我們可以使用 KerasHub 的 from_preset 工廠方法來初始化一個經過訓練的 SAM 模型。在這裡，我們使用在 SA-1B 資料集上訓練的巨大 ViT 骨幹網路 (sam_huge_sa1b) 來獲得高品質的分割遮罩。您也可以使用 sam_large_sa1b 或 sam_base_sa1b 來獲得更好的效能（但會降低分割遮罩的品質）。

model = keras_hub.models.SAMImageSegmenter.from_preset("sam_huge_sa1b")

Downloading from https://www.kaggle.com/api/v1/models/kerashub/sam/keras/sam_huge_sa1b/2/download/config.json...

100%|████████████████████████████████████████████████████| 3.06k/3.06k [00:00<00:00, 6.08MB/s]

Downloading from https://www.kaggle.com/api/v1/models/kerashub/sam/keras/sam_huge_sa1b/2/download/task.json...

100%|████████████████████████████████████████████████████| 5.76k/5.76k [00:00<00:00, 11.0MB/s]

Downloading from https://www.kaggle.com/api/v1/models/kerashub/sam/keras/sam_huge_sa1b/2/download/task.weights.h5...

100%|████████████████████████████████████████████████████| 2.39G/2.39G [00:26<00:00, 95.7MB/s]

Downloading from https://www.kaggle.com/api/v1/models/kerashub/sam/keras/sam_huge_sa1b/2/download/model.weights.h5...

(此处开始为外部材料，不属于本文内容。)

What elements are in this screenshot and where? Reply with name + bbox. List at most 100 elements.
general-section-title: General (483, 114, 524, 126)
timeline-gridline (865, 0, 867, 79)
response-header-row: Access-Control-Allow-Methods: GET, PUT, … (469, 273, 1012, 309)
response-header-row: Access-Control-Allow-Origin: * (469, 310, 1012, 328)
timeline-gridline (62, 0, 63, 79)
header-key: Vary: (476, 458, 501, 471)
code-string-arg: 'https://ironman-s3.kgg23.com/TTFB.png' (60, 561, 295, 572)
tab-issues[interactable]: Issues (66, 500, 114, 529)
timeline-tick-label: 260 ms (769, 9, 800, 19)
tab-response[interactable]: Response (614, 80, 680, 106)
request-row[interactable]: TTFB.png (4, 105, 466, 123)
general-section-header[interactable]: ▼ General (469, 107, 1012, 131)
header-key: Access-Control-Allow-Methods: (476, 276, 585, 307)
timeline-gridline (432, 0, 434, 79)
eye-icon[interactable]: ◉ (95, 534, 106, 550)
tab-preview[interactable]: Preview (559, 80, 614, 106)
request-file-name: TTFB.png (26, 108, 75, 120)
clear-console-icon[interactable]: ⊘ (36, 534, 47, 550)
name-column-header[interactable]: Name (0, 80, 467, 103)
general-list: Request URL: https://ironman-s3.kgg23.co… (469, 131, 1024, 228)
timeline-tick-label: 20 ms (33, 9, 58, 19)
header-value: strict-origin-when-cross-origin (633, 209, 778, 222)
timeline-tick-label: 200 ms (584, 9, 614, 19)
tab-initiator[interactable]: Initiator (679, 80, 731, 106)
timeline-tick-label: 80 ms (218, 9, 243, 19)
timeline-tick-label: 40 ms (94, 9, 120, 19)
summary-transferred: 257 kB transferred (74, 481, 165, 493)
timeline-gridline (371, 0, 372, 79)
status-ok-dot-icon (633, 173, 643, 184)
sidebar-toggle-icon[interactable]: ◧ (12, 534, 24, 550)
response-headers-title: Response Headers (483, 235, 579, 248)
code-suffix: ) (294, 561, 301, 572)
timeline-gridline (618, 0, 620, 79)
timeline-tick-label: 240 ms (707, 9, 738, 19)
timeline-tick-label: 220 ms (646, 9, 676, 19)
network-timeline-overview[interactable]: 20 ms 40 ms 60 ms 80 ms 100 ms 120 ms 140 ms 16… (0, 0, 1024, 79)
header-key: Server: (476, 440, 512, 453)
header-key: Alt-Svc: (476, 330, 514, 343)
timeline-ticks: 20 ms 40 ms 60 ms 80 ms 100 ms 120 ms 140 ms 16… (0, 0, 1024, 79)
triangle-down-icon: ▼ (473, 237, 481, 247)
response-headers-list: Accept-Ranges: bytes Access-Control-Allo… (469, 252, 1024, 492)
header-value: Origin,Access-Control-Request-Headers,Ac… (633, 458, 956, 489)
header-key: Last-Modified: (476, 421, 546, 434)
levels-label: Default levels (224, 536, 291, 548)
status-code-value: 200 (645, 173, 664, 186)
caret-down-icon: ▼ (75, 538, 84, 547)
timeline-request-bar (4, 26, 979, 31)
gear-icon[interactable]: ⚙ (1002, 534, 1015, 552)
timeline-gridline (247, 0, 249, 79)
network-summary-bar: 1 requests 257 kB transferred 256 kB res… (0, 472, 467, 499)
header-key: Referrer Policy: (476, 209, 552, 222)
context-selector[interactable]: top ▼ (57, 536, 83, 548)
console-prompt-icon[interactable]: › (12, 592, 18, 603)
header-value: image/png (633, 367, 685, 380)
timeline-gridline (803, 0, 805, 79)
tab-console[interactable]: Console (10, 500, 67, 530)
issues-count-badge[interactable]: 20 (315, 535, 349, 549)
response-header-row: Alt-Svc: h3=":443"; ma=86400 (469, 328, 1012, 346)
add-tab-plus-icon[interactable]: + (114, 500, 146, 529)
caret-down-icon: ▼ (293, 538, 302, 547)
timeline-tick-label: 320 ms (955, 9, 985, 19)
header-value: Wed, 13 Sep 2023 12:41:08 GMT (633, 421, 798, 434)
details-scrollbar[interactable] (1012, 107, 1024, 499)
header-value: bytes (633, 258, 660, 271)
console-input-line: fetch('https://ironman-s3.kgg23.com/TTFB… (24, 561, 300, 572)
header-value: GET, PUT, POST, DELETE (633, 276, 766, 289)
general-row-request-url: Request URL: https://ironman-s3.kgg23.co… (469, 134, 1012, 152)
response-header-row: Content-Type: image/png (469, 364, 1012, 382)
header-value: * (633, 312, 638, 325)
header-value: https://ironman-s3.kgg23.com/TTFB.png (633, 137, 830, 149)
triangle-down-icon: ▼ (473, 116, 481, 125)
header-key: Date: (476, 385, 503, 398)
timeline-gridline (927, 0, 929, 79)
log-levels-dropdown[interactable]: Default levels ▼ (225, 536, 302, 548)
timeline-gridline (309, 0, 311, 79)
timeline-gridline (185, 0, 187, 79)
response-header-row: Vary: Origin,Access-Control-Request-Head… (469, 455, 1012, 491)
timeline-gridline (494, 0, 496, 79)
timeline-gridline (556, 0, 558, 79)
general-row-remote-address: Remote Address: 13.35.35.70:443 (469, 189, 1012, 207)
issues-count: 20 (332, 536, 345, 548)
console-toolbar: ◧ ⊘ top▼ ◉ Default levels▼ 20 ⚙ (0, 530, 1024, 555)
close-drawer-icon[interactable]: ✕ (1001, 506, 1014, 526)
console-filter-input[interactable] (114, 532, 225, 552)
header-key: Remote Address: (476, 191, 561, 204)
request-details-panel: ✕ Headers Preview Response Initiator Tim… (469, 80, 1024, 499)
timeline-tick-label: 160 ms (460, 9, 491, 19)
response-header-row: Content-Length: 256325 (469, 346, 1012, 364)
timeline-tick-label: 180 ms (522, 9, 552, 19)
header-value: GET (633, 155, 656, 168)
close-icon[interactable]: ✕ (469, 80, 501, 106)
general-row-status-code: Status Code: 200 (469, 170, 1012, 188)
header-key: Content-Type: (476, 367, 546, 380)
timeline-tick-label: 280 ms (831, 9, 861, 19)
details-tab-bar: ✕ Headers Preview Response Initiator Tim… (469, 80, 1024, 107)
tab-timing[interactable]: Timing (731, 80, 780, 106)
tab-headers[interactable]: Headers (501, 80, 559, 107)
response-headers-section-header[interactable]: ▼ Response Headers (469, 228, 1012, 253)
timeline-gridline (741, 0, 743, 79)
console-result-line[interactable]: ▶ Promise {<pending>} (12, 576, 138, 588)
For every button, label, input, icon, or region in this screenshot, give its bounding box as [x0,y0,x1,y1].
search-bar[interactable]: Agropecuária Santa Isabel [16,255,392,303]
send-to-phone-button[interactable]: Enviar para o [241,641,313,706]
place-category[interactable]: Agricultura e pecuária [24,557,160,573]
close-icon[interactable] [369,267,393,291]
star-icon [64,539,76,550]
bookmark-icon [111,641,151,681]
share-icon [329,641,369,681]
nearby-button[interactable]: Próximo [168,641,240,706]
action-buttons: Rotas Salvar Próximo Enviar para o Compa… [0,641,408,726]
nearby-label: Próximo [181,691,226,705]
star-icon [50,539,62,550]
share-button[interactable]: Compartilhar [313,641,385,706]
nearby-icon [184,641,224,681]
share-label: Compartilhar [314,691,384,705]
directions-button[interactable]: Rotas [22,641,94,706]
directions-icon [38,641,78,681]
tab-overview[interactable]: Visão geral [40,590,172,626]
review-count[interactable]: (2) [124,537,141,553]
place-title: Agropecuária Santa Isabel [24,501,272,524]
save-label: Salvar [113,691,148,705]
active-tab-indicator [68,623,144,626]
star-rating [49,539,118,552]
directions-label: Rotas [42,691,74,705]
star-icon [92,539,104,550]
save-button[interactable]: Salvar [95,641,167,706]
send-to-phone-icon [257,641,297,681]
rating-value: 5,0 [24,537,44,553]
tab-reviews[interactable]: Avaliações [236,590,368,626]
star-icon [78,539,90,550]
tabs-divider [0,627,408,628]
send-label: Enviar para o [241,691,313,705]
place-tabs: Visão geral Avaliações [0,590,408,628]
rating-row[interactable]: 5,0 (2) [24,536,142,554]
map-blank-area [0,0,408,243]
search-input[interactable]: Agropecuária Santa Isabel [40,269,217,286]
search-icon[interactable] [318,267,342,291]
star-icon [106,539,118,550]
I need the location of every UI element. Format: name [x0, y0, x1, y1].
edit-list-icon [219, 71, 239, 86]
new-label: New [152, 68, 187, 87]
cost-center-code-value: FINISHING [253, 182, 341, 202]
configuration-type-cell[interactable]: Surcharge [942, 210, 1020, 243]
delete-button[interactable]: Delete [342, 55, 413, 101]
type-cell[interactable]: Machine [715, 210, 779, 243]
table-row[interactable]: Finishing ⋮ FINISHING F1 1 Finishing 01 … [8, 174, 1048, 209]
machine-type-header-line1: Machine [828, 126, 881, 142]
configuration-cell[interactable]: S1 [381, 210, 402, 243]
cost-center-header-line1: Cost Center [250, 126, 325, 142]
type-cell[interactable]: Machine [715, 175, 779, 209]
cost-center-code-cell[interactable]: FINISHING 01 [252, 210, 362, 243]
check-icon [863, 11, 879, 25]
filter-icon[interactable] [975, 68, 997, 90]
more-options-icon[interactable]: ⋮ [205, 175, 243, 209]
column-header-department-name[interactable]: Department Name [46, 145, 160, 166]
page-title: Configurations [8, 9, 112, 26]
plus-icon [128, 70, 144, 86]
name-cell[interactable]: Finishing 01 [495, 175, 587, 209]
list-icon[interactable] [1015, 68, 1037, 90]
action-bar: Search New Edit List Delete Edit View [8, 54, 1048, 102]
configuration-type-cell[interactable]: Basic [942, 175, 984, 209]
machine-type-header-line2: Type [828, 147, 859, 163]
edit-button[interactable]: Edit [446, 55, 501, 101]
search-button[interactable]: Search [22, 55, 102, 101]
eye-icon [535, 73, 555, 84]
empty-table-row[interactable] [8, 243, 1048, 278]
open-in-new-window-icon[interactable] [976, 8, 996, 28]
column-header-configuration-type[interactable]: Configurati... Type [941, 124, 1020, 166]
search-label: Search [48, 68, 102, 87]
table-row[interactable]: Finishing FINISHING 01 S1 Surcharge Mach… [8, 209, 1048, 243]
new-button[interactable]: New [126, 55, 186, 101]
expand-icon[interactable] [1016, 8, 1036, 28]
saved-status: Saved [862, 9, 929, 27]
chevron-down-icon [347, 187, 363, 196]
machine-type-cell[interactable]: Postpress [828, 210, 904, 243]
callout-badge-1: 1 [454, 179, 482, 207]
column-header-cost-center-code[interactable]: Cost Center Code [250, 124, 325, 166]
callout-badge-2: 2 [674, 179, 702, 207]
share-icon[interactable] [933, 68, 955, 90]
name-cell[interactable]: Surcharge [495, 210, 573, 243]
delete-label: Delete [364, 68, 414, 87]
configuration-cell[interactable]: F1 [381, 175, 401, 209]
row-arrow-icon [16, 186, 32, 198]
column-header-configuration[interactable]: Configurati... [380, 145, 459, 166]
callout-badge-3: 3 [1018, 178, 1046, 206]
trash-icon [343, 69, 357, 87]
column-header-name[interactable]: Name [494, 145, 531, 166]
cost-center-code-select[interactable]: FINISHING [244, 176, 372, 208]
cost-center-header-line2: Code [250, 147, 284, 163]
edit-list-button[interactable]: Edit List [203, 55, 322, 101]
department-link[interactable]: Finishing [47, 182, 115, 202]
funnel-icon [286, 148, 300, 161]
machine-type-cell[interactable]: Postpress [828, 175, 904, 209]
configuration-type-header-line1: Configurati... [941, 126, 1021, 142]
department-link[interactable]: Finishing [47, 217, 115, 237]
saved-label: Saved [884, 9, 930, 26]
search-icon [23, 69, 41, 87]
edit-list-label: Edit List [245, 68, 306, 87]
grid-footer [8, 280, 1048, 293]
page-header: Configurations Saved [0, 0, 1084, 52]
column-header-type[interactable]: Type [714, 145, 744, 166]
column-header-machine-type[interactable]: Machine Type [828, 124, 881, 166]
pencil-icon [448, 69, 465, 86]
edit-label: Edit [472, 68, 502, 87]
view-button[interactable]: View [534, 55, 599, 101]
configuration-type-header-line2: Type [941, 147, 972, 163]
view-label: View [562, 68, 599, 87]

100%|████████████████████████████████████████████████████| 2.39G/2.39G [00:32<00:00, 79.7MB/s]

瞭解提示

Segment Anything 允許使用點、框和遮罩來提示圖像

點提示是最基本的：模型會嘗試根據圖像上的點來猜測物件。該點可以是前景點（即所需的分割遮罩包含該點）或背景點（即該點位於所需遮罩之外）。
另一種提示模型的方法是使用框。給定一個邊界框，模型會嘗試分割其中包含的物件。
最後，模型也可以使用遮罩本身來提示。例如，這對於細化先前預測或已知的分割遮罩的邊界很有用。

使模型非常強大的原因是能夠組合上述提示。點、框和遮罩提示可以以幾種不同的方式組合，以獲得最佳結果。

讓我們看看在 KerasHub 中將這些提示傳遞給 Segment Anything 模型的語義。SAM 模型的輸入是一個包含以下鍵值的字典

"images"：要分割的圖像批次。形狀必須為 (B, 1024, 1024, 3)。
"points"：點提示的批次。每個點都是從圖像左上角開始的 (x, y) 坐標。換句話說，每個點的形式都是 (r, c)，其中 r 和 c 是圖像中像素的行和列。形狀必須為 (B, N, 2)。
"labels"：給定點的標籤批次。1 代表前景點，0 代表背景點。形狀必須為 (B, N)。
"boxes"：框的批次。請注意，模型每個批次只接受一個框。因此，預期的形狀為 (B, 1, 2, 2)。每個框都是 2 個點的集合：框的左上角和右下角。這裡的點遵循與點提示相同的語義。這裡第二個維度中的 1 表示框提示的存在。如果缺少框提示，則必須傳遞形狀為 (B, 0, 2, 2) 的佔位符輸入。
"masks"：遮罩的批次。就像框提示一樣，每個圖像只允許一個遮罩提示。如果存在遮罩提示，則輸入遮罩的形狀必須為 (B, 1, 256, 256, 1)，如果缺少遮罩提示，則為 (B, 0, 256, 256, 1)。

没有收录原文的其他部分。